Except for some of the Edifying Discourses (and even then!), I fear I'm leaving S.K. further and further behind.  The 19th century was an age ago, wasn't it?*


*I should expound on this, or defend my thesis; but more and more I don't have the energy.  Or maybe it's the interest.  I grow more and more comfortable with what I think, and less and less interested in imagining objections to it which I must answer.  Old age that is tied to me as to a dog's tail, I guess.  Or maybe it's an old man's contentment.  It would be unwise to call it an old man's wisdom.


(Let me put it this way:  what is important to me as a Christian is my relationship to others (and I don't mean "friendly" or even "kindly," but simply my connection, my actions toward, others), not my relationship to myself (back to the question of talking to myself, and who is talking to whom?).  Christianity teaches me to be in relationship, and the state of my self is the least important element in that relationship.  Which is not the same as advocating self-abnegation (too far to the other extreme), but this intense focus on the state of the self (and its nature) is just too much Romanticism for me, and the worst part of it (from Wordsworth to Byron, and back again.  If, as I do, you see them as the two poles of that preoccupation with the "individual."). I just think the question of "how am I doing with God?" is answered with the parable of the sheep and the goats, or indeed most of the teachings of Jesus' ministry:  "How are you doing with your brothers and sisters who need food right now?  Or a visit?  Or a coat?  What's your relationship with 'the least of these'?" Because the law and the prophets are all about how we treat each other; not about how we align ourselves metaphysically with "the Power" that posited the relationship so we can shake off feelings of discomfort and disquietude.  I mean, even the heathen can do as much!)

1 comment:

  1. I of course started to respond to this until I realized that, despite various attempts, and occasional skims, I haven't read The Sickness unto Death.

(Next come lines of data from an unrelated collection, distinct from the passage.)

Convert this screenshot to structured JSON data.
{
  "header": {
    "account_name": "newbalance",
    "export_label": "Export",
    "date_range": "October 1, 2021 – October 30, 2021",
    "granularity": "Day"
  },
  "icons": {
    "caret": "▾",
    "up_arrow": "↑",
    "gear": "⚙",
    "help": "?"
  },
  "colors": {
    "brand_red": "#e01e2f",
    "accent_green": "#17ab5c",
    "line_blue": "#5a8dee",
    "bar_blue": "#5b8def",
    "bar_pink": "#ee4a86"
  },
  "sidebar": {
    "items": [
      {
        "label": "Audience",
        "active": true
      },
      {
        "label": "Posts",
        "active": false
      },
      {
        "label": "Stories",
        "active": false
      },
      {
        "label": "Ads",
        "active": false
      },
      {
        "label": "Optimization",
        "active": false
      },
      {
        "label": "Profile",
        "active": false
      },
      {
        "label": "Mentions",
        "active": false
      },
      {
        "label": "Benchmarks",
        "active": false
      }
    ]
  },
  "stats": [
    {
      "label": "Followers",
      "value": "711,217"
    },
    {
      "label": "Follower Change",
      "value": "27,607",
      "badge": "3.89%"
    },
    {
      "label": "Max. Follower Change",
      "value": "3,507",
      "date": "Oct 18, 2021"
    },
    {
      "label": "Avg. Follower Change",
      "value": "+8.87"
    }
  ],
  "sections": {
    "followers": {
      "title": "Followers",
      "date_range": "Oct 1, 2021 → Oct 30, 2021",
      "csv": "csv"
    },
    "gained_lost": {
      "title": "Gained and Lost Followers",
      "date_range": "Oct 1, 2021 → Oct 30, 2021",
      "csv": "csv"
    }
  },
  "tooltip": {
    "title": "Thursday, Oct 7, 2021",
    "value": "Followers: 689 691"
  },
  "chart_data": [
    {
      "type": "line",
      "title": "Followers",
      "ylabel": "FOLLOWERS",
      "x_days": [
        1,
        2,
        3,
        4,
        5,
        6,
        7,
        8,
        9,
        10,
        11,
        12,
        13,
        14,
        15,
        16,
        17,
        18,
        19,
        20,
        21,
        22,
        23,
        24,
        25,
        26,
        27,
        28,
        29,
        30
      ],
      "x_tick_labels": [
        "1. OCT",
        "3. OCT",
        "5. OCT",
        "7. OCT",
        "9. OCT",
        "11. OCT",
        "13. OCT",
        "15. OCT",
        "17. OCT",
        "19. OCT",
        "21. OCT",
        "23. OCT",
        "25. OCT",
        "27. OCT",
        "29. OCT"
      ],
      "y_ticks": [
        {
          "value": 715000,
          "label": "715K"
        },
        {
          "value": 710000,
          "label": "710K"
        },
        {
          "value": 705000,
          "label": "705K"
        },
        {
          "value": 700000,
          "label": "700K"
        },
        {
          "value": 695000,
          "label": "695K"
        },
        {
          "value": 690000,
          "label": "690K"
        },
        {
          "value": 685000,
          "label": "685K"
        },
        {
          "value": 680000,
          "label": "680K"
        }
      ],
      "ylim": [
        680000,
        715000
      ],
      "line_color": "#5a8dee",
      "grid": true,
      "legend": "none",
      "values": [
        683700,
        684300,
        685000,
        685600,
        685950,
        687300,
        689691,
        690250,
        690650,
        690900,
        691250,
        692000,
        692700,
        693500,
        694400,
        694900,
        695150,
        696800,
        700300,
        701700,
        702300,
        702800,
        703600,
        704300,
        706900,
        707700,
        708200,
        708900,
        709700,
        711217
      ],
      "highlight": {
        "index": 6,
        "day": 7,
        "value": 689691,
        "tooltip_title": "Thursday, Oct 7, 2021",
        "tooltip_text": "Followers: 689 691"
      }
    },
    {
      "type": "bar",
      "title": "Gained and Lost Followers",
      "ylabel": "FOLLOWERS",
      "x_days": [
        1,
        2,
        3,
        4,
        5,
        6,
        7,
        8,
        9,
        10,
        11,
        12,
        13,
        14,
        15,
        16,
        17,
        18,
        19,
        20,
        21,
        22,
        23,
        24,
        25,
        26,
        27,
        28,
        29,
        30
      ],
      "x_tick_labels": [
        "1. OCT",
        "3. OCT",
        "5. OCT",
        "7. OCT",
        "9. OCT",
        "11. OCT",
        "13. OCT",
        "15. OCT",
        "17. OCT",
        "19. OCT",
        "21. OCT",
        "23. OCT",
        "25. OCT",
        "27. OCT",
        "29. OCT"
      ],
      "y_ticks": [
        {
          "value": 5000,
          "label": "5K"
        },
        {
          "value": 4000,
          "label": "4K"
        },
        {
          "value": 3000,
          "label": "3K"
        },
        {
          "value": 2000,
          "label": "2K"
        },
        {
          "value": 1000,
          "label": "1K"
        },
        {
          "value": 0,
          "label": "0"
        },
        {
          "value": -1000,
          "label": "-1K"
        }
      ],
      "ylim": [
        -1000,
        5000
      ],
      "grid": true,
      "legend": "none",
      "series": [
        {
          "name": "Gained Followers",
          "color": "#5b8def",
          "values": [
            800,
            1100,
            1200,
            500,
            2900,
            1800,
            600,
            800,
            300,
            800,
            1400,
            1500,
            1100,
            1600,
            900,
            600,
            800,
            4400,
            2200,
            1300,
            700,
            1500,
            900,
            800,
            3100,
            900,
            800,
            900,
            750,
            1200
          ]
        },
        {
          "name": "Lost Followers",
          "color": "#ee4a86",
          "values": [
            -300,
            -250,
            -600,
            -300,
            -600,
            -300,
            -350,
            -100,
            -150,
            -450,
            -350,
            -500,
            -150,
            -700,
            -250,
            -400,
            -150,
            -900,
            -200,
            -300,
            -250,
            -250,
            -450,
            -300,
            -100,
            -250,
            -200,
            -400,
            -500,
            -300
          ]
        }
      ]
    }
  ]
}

    You will recall I last tackled Kierkegaard a few years ago (The Concept of Anxiety) and did a blog post and you had a few comments. I'm not sure that Kierkegaard is quite as (Protestantly) orthodox on soteriology--there he seemed to conclude that Adam brought sin in the world, not uniquely, but as each of us does. In my skims of TSUD I haven't seen so much of atonement as another excruciatingly painful bout of self-examination.

    I can't fault your overall read of the gospels. If I had to put a label on it I would call it Christian humanism, and I share it. But for all my enthusiasm for what might also be called Erasmian Christianity I have also a growing appreciation of what, in modern times, has been a mostly Protestant venture in juxtaposing human beings with God--ala Kierkegaard or Barth or even Tillich. We come up radically short. And of course the result of that isn't, for the vast majority, a depth of Kierkegaardian anxiety and despair, or Barth's sense of the fearful otherness of God. But for those of us nuts enough to think theology valuable, these kinds of deep dives help keep us from the complacency that sometimes passes for Christian comfort.

    Give me a year or two and I'll give you a response that's actually informative!